次にシンポジストによる講演で、最初に、梅花女子大学文化表現学部情報メディア学科・森貴志准教授が登壇しました。森准教授は玉川大学出版部で約20年にわたり、編集者として活躍。在職中は大学出版部協会の理事も務めていました。

「イデア書院に関わる人びとは、小原國芳の妻の信とその実家の高井家で、信の父・太と、信の弟・能が活躍しました。1923年の雑誌『イデア』創刊号の奥付には、発行者・高井太、編集者・小原信とあり、イデア書院の誕生について、『小原國芳氏の一生の事業を援助する為に生れました。弊店の一切の純益は、同氏の學校経営に捧げるのでございます』と記されています。また、『真に精神的に文化的に有意義な本でなければ出しませぬ。原稿の批判、著者の選定を慎重にして貰ひます。御信用下さいませ』とあり、小原國芳の夢の実現を支える人びとの存在と、熱意が分かります」。

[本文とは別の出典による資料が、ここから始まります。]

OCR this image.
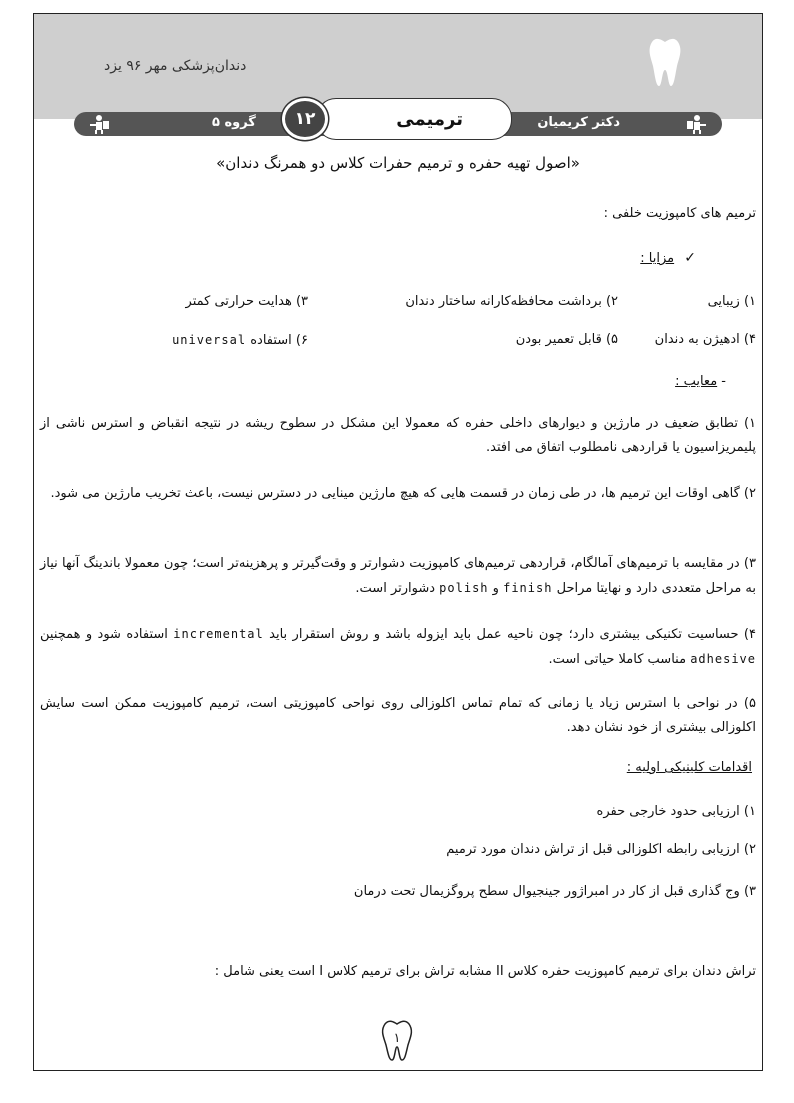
دندان‌پزشکی مهر ۹۶ یزد
گروه ۵	دکتر کریمیان
ترمیمی
۱۲
«اصول تهیه حفره و ترمیم حفرات کلاس دو همرنگ دندان»
ترمیم های کامپوزیت خلفی :
✓ مزایا :
۱) زیبایی
۲) برداشت محافظه‌کارانه ساختار دندان
۳) هدایت حرارتی کمتر
۴) ادهیژن به دندان
۵) قابل تعمیر بودن
۶) استفاده universal
- معایب :
۱) تطابق ضعیف در مارژین و دیوارهای داخلی حفره که معمولا این مشکل در سطوح ریشه در نتیجه انقباض و استرس ناشی از پلیمریزاسیون یا قراردهی نامطلوب اتفاق می افتد.
۲) گاهی اوقات این ترمیم ها، در طی زمان در قسمت هایی که هیچ مارژین مینایی در دسترس نیست، باعث تخریب مارژین می شود.
۳) در مقایسه با ترمیم‌های آمالگام، قراردهی ترمیم‌های کامپوزیت دشوارتر و وقت‌گیرتر و پرهزینه‌تر است؛ چون معمولا باندینگ آنها نیاز به مراحل متعددی دارد و نهایتا مراحل finish و polish دشوارتر است.
۴) حساسیت تکنیکی بیشتری دارد؛ چون ناحیه عمل باید ایزوله باشد و روش استقرار باید incremental استفاده شود و همچنین adhesive مناسب کاملا حیاتی است.
۵) در نواحی با استرس زیاد یا زمانی که تمام تماس اکلوزالی روی نواحی کامپوزیتی است، ترمیم کامپوزیت ممکن است سایش اکلوزالی بیشتری از خود نشان دهد.
اقدامات کلینیکی اولیه :
۱) ارزیابی حدود خارجی حفره
۲) ارزیابی رابطه اکلوزالی قبل از تراش دندان مورد ترمیم
۳) وج گذاری قبل از کار در امبراژور جینجیوال سطح پروگزیمال تحت درمان
تراش دندان برای ترمیم کامپوزیت حفره کلاس II مشابه تراش برای ترمیم کلاس I است یعنی شامل :
۱
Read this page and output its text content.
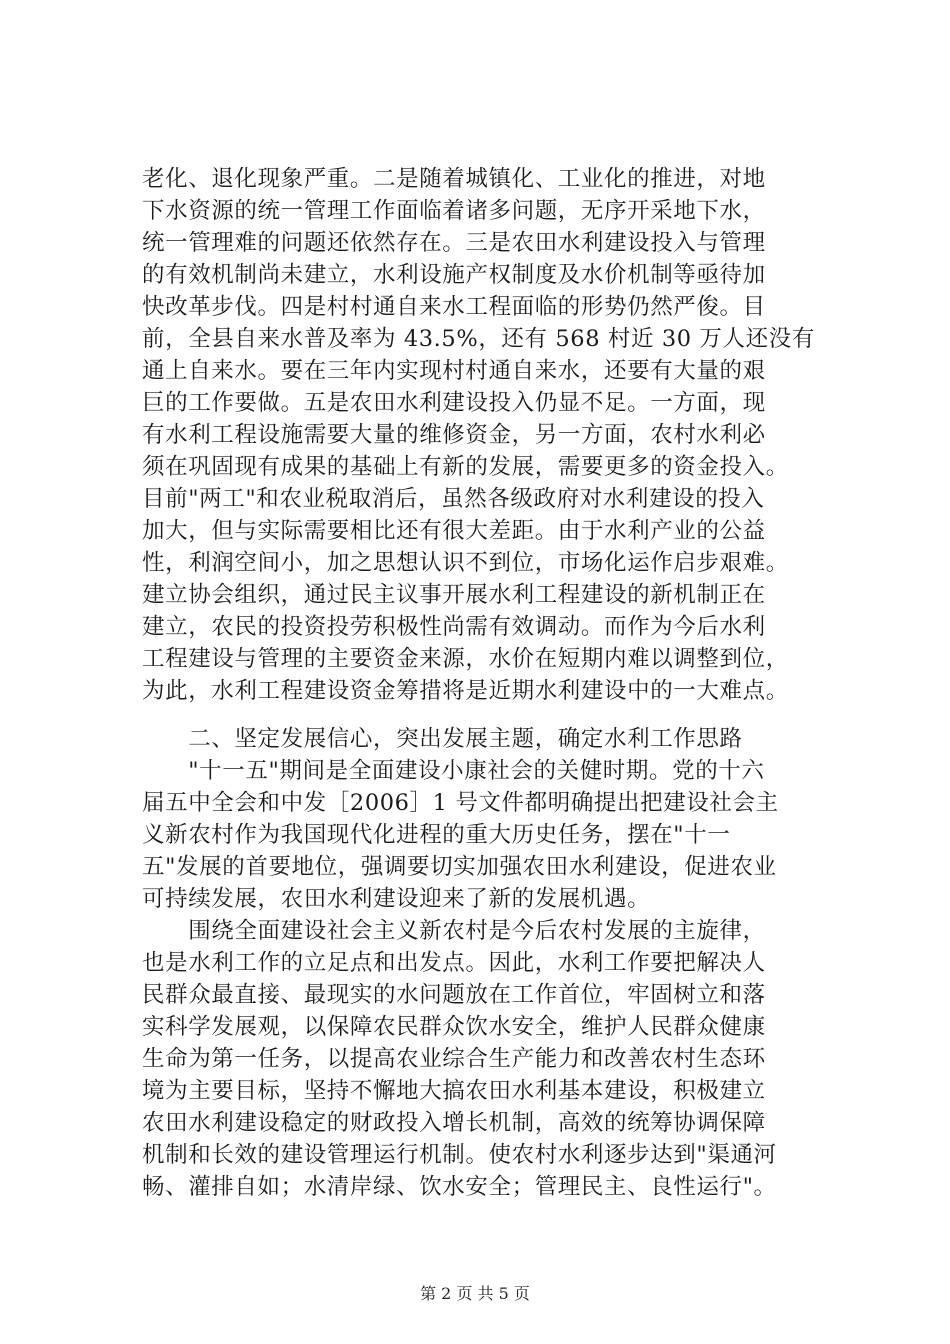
老化、退化现象严重。二是随着城镇化、工业化的推进，对地
下水资源的统一管理工作面临着诸多问题，无序开采地下水，
统一管理难的问题还依然存在。三是农田水利建设投入与管理
的有效机制尚未建立，水利设施产权制度及水价机制等亟待加
快改革步伐。四是村村通自来水工程面临的形势仍然严俊。目
前，全县自来水普及率为 43.5%，还有 568 村近 30 万人还没有
通上自来水。要在三年内实现村村通自来水，还要有大量的艰
巨的工作要做。五是农田水利建设投入仍显不足。一方面，现
有水利工程设施需要大量的维修资金，另一方面，农村水利必
须在巩固现有成果的基础上有新的发展，需要更多的资金投入。
目前"两工"和农业税取消后，虽然各级政府对水利建设的投入
加大，但与实际需要相比还有很大差距。由于水利产业的公益
性，利润空间小，加之思想认识不到位，市场化运作启步艰难。
建立协会组织，通过民主议事开展水利工程建设的新机制正在
建立，农民的投资投劳积极性尚需有效调动。而作为今后水利
工程建设与管理的主要资金来源，水价在短期内难以调整到位，
为此，水利工程建设资金筹措将是近期水利建设中的一大难点。
　　二、坚定发展信心，突出发展主题，确定水利工作思路
　　"十一五"期间是全面建设小康社会的关健时期。党的十六
届五中全会和中发［2006］1 号文件都明确提出把建设社会主
义新农村作为我国现代化进程的重大历史任务，摆在"十一
五"发展的首要地位，强调要切实加强农田水利建设，促进农业
可持续发展，农田水利建设迎来了新的发展机遇。
　　围绕全面建设社会主义新农村是今后农村发展的主旋律，
也是水利工作的立足点和出发点。因此，水利工作要把解决人
民群众最直接、最现实的水问题放在工作首位，牢固树立和落
实科学发展观，以保障农民群众饮水安全，维护人民群众健康
生命为第一任务，以提高农业综合生产能力和改善农村生态环
境为主要目标，坚持不懈地大搞农田水利基本建设，积极建立
农田水利建设稳定的财政投入增长机制，高效的统筹协调保障
机制和长效的建设管理运行机制。使农村水利逐步达到"渠通河
第 2 页 共 5 页
畅、灌排自如；水清岸绿、饮水安全；管理民主、良性运行"。
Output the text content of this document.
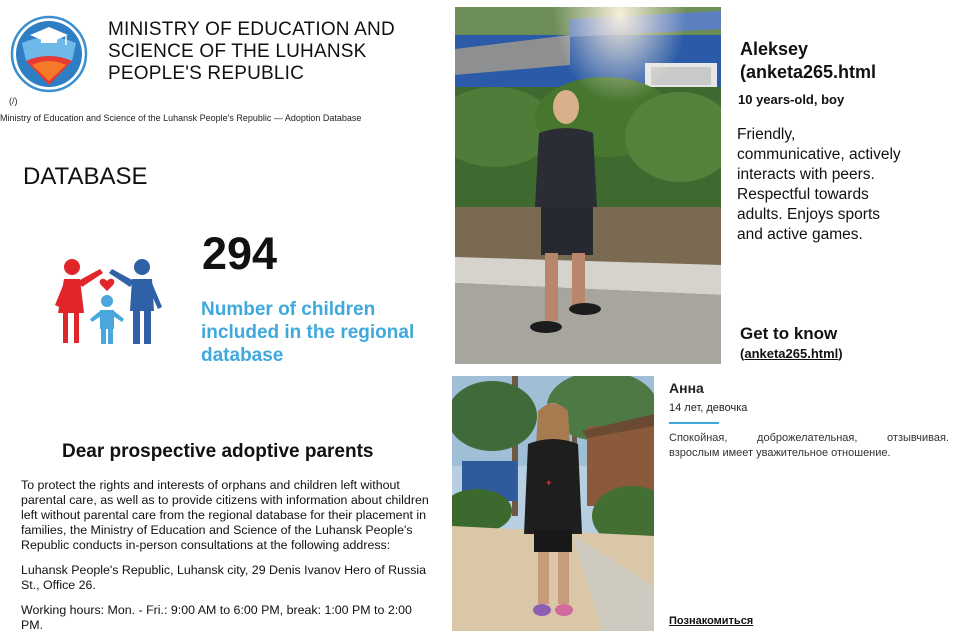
MINISTRY OF EDUCATION AND SCIENCE OF THE LUHANSK PEOPLE'S REPUBLIC
(/)
Ministry of Education and Science of the Luhansk People's Republic — Adoption Database
DATABASE
294
Number of children included in the regional database
Dear prospective adoptive parents

To protect the rights and interests of orphans and children left without parental care, as well as to provide citizens with information about children left without parental care from the regional database for their placement in families, the Ministry of Education and Science of the Luhansk People's Republic conducts in-person consultations at the following address:

Luhansk People's Republic, Luhansk city, 29 Denis Ivanov Hero of Russia St., Office 26.

Working hours: Mon. - Fri.: 9:00 AM to 6:00 PM, break: 1:00 PM to 2:00 PM.

Aleksey
(anketa265.html
10 years-old, boy
Friendly, communicative, actively interacts with peers. Respectful towards adults. Enjoys sports and active games.
Get to know
(anketa265.html)
✦
Анна
14 лет, девочка
Спокойная, доброжелательная, отзывчивая. взрослым имеет уважительное отношение.
Познакомиться
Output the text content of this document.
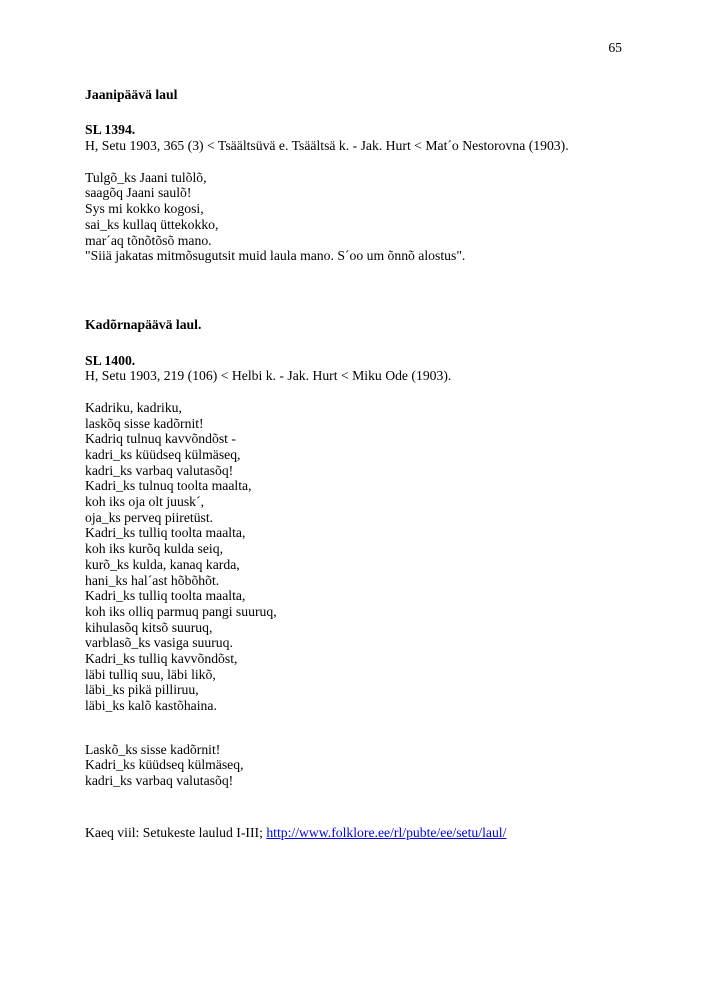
65
Jaanipäävä laul
SL 1394.
H, Setu 1903, 365 (3) < Tsäältsüvä e. Tsäältsä k. - Jak. Hurt < Mat´o Nestorovna (1903).
Tulgõ_ks Jaani tulõlõ,
saagõq Jaani saulõ!
Sys mi kokko kogosi,
sai_ks kullaq üttekokko,
mar´aq tõnõtõsõ mano.
"Siiä jakatas mitmõsugutsit muid laula mano. S´oo um õnnõ alostus".
Kadõrnapäävä laul.
SL 1400.
H, Setu 1903, 219 (106) < Helbi k. - Jak. Hurt < Miku Ode (1903).
Kadriku, kadriku,
laskõq sisse kadõrnit!
Kadriq tulnuq kavvõndõst -
kadri_ks küüdseq külmäseq,
kadri_ks varbaq valutasõq!
Kadri_ks tulnuq toolta maalta,
koh iks oja olt juusk´,
oja_ks perveq piiretüst.
Kadri_ks tulliq toolta maalta,
koh iks kurõq kulda seiq,
kurõ_ks kulda, kanaq karda,
hani_ks hal´ast hõbõhõt.
Kadri_ks tulliq toolta maalta,
koh iks olliq parmuq pangi suuruq,
kihulasõq kitsõ suuruq,
varblasõ_ks vasiga suuruq.
Kadri_ks tulliq kavvõndõst,
läbi tulliq suu, läbi likõ,
läbi_ks pikä pilliruu,
läbi_ks kalõ kastõhaina.
Laskõ_ks sisse kadõrnit!
Kadri_ks küüdseq külmäseq,
kadri_ks varbaq valutasõq!
Kaeq viil: Setukeste laulud I-III; http://www.folklore.ee/rl/pubte/ee/setu/laul/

『イデア』1号(1923年1月)玉川大学教育学術情報図書館蔵

また大学出版の機能と役割について、「小原國芳は『玉川児童百科大辞典 活用の手引』で、『私は根っからの出版屋ではないのです。教育一筋に60余年、『全人教育』を提唱して戦いつづけている教育者です。玉川学園を創設して研鑽と実践を重ねています。講演に、テレビに、寄稿に。出版もその一環です。(後略)』と述べていますが、出版活動に取り組み、教育と連環させていることが分かります。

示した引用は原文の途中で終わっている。